Menurut marx, agama merupakan gambaran ideal yang diciptakan oleh manusia dalam wujud Tuhan. Gambaran ideal yang disebut Tuhan itu kemudian disembah manusia, sehingga ciptaan manusia itu menjadi teralienasi dari manusia karena agama itu "menindas" manusia. Aliensi diri manusia secara sacral terjadi, karena manusia tunduk pada Tuhan yang merupakan ciptaannya, dan Tuhan ciptaannya itu mendominasi manusia. Menurut Marx, manusialah yang menciptakan agama; dan agama tidak menciptakan manusia. Mark mengikti pendapat Feuerbach, berdasarkan kenyataan empiric tidak melihat manusia sebagai 'self-alienated God' (aliensi diri Tuhan) atau manusia sebagai hasil penyerahan diri Tuhan tetapi dia memandang bahwa Tuhan merupakan 'self-aliented Man' (aliensi diri manusia) atau Tuhan sebagai hasil penyerahan diri manusia. Oleh karena itu, penghapusan agama sebagai 'The Illusory Happines Of Man' merupakan tuntunan bagi kebahagiaan riil atau empiris manusia. Dalam hal ini perlu dikemukakan bahwa Mark bukanlah anti pada 'spiritual' atau agama, yang ditentang Mark adalah agama sebagai 'The Illusory Happines Of Man' atau agama sebagai 'self alienated man', yang ingin dilihat Mark adalah manusia sebagai 'self alienated god'.

4. Model Produksi

          Dasar atau fundamental masyarakat terletak dalam kehidupan materiilnya.

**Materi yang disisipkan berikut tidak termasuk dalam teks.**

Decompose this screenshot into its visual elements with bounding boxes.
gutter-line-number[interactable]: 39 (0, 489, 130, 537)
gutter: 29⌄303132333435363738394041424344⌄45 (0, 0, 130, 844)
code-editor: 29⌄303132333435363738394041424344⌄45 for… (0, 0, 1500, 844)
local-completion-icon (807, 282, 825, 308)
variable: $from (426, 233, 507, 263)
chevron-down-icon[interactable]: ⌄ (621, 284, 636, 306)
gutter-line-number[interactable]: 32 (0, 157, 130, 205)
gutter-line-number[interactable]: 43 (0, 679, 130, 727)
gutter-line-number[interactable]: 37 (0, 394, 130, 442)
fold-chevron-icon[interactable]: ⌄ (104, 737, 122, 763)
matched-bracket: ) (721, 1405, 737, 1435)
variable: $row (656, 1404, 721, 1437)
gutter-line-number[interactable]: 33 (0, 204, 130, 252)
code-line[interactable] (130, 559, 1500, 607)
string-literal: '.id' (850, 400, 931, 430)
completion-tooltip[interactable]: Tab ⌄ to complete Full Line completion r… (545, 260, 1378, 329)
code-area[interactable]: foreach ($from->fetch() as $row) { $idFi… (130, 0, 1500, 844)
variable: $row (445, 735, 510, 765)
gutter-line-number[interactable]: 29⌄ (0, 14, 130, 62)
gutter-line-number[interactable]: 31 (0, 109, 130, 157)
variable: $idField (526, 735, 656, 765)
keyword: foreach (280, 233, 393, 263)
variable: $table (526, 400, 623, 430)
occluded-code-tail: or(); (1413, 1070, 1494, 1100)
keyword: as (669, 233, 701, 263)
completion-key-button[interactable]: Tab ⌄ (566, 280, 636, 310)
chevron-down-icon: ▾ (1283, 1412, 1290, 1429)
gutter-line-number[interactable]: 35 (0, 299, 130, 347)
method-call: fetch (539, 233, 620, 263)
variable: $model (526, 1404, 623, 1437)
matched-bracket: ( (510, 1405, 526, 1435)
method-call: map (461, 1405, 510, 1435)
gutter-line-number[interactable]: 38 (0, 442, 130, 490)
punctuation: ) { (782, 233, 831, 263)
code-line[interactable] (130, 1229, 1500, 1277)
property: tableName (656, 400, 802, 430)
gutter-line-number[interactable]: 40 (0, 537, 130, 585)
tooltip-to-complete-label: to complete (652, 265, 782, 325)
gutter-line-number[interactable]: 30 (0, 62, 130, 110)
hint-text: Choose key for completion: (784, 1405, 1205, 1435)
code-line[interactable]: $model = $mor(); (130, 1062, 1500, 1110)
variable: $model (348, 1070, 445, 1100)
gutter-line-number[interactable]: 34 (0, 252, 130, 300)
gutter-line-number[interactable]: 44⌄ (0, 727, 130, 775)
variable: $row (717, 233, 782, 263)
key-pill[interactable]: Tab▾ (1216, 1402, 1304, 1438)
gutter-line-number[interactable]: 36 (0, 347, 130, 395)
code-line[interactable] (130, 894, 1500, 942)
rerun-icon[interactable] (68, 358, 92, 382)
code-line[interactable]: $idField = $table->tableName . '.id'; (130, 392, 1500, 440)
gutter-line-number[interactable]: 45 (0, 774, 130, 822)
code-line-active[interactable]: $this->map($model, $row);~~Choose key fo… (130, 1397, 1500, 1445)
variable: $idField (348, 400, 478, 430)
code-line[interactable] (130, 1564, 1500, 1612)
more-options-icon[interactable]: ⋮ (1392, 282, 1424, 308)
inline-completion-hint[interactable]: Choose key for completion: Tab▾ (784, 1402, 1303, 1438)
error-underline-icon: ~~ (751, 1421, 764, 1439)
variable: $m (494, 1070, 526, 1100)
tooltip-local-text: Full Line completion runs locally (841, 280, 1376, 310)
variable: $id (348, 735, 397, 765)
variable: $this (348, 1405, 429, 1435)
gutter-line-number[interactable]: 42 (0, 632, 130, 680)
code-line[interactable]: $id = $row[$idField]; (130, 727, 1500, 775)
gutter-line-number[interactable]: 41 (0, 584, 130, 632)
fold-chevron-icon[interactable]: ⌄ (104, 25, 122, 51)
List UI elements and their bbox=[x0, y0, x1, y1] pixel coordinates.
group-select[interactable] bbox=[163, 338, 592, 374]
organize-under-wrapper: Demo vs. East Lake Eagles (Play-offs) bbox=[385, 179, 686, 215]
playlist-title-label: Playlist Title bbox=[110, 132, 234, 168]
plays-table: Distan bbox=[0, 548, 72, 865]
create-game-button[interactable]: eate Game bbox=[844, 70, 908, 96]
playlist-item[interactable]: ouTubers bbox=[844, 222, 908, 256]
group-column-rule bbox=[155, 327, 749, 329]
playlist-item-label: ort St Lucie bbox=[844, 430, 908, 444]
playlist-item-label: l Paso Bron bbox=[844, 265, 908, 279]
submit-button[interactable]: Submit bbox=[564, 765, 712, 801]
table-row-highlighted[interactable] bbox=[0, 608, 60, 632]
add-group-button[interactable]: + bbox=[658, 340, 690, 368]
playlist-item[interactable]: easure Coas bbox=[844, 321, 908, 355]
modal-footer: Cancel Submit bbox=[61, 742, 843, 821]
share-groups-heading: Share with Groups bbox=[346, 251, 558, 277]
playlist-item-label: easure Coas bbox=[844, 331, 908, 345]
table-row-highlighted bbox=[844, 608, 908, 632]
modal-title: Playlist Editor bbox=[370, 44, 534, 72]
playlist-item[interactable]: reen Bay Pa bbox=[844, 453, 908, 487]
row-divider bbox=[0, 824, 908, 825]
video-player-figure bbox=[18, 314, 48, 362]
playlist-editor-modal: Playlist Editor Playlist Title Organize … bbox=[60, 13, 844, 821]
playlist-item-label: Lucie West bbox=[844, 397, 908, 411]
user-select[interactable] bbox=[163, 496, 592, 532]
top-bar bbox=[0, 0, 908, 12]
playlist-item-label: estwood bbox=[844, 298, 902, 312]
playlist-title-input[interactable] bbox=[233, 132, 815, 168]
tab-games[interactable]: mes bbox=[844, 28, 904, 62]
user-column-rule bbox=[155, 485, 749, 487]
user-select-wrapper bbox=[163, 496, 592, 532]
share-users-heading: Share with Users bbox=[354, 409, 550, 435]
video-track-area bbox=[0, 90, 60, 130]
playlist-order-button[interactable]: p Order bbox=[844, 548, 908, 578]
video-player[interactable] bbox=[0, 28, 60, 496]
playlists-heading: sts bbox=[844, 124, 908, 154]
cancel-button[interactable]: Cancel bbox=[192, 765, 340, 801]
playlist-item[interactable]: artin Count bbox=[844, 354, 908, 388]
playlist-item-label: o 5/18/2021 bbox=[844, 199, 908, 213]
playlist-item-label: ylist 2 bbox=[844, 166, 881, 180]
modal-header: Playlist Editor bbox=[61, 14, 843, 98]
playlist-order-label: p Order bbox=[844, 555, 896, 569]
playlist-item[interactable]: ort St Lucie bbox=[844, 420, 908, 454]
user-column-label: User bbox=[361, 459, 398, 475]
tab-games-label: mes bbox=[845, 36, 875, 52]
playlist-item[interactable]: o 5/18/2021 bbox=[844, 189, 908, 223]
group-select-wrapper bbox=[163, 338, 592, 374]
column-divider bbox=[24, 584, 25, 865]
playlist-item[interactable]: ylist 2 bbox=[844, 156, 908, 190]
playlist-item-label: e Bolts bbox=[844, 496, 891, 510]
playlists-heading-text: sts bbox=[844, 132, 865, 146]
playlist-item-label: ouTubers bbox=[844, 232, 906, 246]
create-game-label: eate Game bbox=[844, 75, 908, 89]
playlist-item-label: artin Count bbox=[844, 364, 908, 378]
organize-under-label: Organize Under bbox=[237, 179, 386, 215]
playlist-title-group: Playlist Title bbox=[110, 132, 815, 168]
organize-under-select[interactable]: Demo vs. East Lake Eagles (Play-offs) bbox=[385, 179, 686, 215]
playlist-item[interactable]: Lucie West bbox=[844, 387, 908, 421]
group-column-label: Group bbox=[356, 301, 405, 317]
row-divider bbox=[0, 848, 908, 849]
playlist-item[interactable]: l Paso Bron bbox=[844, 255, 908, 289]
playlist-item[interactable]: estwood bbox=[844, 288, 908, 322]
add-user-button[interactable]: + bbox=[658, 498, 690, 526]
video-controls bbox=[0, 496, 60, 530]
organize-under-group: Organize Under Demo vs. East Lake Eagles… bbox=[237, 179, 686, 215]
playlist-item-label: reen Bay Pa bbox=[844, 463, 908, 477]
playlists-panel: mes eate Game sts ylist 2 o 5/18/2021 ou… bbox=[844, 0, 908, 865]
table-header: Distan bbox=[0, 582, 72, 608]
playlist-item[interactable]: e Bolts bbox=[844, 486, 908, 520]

Dengan bekerja manusia menghasilkan (berproduksi) untuk dirinya sendiri dan untuk masyarakat. Jadi "dalam ekonomi politik kita bias menemukan anatomi masyarakat sipil". Struktur ekonomi masyarakat merupakan "fondasi riil yang menjadi dasar pendirian bangunan yuridisdan politik, serta menjadi jawaban atas bentuk-bentuk kesadaran sosial yang telah ditentukan". Bukan kesadaran manusia yang menentukan eksistensinya, malahan "sebaliknya eksistensi sosiallah yang menentukan kesadaran mereka". Cara produksi dari at berupa "tenaga kerja produksi"(manusia, mesin dan tekhnik) dan "hubungan produksi" (perbudakan, sistem bagi hasil, sistem kerajinan tangan, bekerja upahan). Cara produksi ini membentuk 'kaki penopang' yang menyangga superstruktur politik, yuridis, dan ideology masyarakat. Selama kurun waktu berlangsungnya sejarah terjadi pergantian cara berproduksi : dari model kuno, model asia, feodalistis dan borjuis.

            Ketika sampai pada tingkat perkembangan tertentu, tenaga produksi mulai terlibat konflik dengan hubungan produksi. Itu sebabnya maka, dimulailah era revolusi sosial." Perubahan landasan ekonomi disertai dengan semacam kekacauan secara cepat atau lambat pada bangunan "bentuk  politik, relijius, artistic, dan filosofis. Pendeknya bangunan ini adalah bentuk-bentuk ideology yang di dalamnya manusia sampai ke ujung batas". Banyak penafsiran dalam memperdebatkan tentang apa yang seharusnya dipahami dari "dasar material masyarakat", tentang cara-cara yang djelaskan lewat "tenaga produksi" dan "hubungan produksi". Pada titik ini naskah Marx seringkali tidak tepat menjelaskan, bersifat ambigu dan memiliki begitu banyak variasi. Kadang-kadang ia mengakui adanya determinisme ringkas dan suatu mekanika hukum sejarah yang tidak kenal ampin. Kadang kala ia juga mengajukan visi yang lebih terbuka dan kompleks menyangkut organisasi sosial.

 

 

 

 

 

 

 

 

 

 

 

 

 

REFERENSI

-          -Kolip, Usman & Setiadi Elly M, (2011). Pengantar Sosiologi Dan Pemahaman Fakta Dan gejala Permasalahan Sosial, Jakarta: Prenada Media Group.

-         - Beilharz, Peter, (2002). Teori-Teori Sosial, Yogyakarta: Pustaka Pelajar.

-         - Upe, Ambo, (2010),. Tradisi Aliran Dalam Sosiologi, Jakarta: PT RajaGrafindo.